Hello everyone,
I have an ELK cluster and encountered performance problems, which caused most data to be written 10 minutes slower than the actual time. This problem occurs occasionally.
I want to know the cause of this problem and solve it.
The following is information related to my ELK ...
ELK node1~node9, there are nine units in total, each with the same specifications, 36 core+256 GB RAM+disk SSD 8TB.
According to my observation, there are no performance issues with CPU or RAM.
elasticsearch.yml :
node.name: node7
node.master: true
node.data: true
cluster.initial_master_nodes: ["node1", "node2", "node3"]
network.host: 0.0.0.0
discovery.seed_hosts: ["10.0.0.1", "10.0.0.2", "10.0.0.3", "10.0.0.4", "10.0.0.5","10.0.0.6","10.0.0.7","10.0.0.8","10.0.0.9"]
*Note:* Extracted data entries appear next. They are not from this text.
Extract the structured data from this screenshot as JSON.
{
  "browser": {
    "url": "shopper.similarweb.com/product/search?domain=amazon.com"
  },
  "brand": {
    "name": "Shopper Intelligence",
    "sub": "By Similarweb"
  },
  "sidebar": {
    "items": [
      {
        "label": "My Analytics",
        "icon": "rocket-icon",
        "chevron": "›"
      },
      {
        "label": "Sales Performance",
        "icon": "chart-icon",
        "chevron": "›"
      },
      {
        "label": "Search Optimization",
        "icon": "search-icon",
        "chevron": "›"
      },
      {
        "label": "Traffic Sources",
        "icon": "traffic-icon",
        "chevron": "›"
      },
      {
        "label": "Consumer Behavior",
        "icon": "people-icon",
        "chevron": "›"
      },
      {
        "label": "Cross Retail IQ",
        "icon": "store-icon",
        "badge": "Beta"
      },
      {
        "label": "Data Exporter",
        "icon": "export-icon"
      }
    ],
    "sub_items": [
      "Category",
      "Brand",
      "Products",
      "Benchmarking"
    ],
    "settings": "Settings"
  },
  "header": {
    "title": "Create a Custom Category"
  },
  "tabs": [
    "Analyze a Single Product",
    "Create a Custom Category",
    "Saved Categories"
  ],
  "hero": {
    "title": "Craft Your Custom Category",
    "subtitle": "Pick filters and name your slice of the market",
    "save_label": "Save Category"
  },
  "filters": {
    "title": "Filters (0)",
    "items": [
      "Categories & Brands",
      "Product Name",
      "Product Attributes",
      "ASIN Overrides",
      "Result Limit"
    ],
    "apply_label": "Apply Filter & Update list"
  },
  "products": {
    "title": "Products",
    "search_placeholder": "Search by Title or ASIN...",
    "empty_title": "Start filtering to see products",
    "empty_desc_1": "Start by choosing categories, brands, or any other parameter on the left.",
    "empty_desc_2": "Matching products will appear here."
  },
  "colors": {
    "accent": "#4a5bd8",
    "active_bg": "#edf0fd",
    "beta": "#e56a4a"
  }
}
xpack.security.enabled: true
xpack.license.self_generated.type: basic
xpack.security.transport.ssl.enabled: true
xpack.security.transport.ssl.verification_mode: certificate
xpack.security.transport.ssl.keystore.path: /etc/elasticsearch/certs/test.p12
xpack.security.transport.ssl.truststore.path: /etc/elasticsearch/certs/test.p12
path.data: /mnt/es1, /mnt/es2, /mnt/es3, /mnt/es4, /mnt/es5, /mnt/es6, /mnt/es7
path.logs: /var/log/elasticsearch
indices.breaker.total.use_real_memory: false
indices.breaker.total.limit: 80%
indices.fielddata.cache.size: 30%
indices.breaker.fielddata.limit: 40%
indices.breaker.request.limit: 60%
thread_pool:
write:
queue_size: 4000
In node7 Performance related information :
avg-cpu: %user %nice %system %iowait %steal %idle
15.72 0.00 0.33 36.22 0.00 47.73
Device r/s rkB/s rrqm/s %rrqm r_await rareq-sz w/s wkB/s wrqm/s %wrqm w_await wareq-sz d/s dkB/s drqm/s %drqm d_await dareq-sz aqu-sz %util
sda 0.00 0.00 0.00 0.00 0.00 0.00 0.00 0.00 0.00 0.00 0.00 0.00 0.00 0.00 0.00 0.00 0.00 0.00 0.00 0.00
sdb 0.00 0.00 0.00 0.00 0.00 0.00 7.00 47.50 0.00 0.00 3.00 6.79 0.00 0.00 0.00 0.00 0.00 0.00 0.02 2.80
sdc 0.00 0.00 0.00 0.00 0.00 0.00 0.00 0.00 0.00 0.00 0.00 0.00 0.00 0.00 0.00 0.00 0.00 0.00 0.00 0.00
sdd 0.00 0.00 0.00 0.00 0.00 0.00 95.00 2821.00 0.00 0.00 18.85 29.69 0.00 0.00 0.00 0.00 0.00 0.00 1.79 104.00
sde 0.00 0.00 0.00 0.00 0.00 0.00 0.00 0.00 0.00 0.00 0.00 0.00 0.00 0.00 0.00 0.00 0.00 0.00 0.00 0.00
sdf 0.00 0.00 0.00 0.00 0.00 0.00 4.00 57.00 0.00 0.00 40.75 14.25 0.00 0.00 0.00 0.00 0.00 0.00 0.16 8.80
sdg 0.00 0.00 0.00 0.00 0.00 0.00 0.00 0.00 0.00 0.00 0.00 0.00 0.00 0.00 0.00 0.00 0.00 0.00 0.00 0.00
sdh 0.00 0.00 0.00 0.00 0.00 0.00 30.00 625.00 0.00 0.00 26.03 20.83 0.00 0.00 0.00 0.00 0.00 0.00 0.78 20.80
Whenever a problem occurs, the writing performance of a certain hard disk (ssd) in node7 will be particularly high.
How to confirm the cause of the problem? Is it because of hard drive damage or performance bottleneck?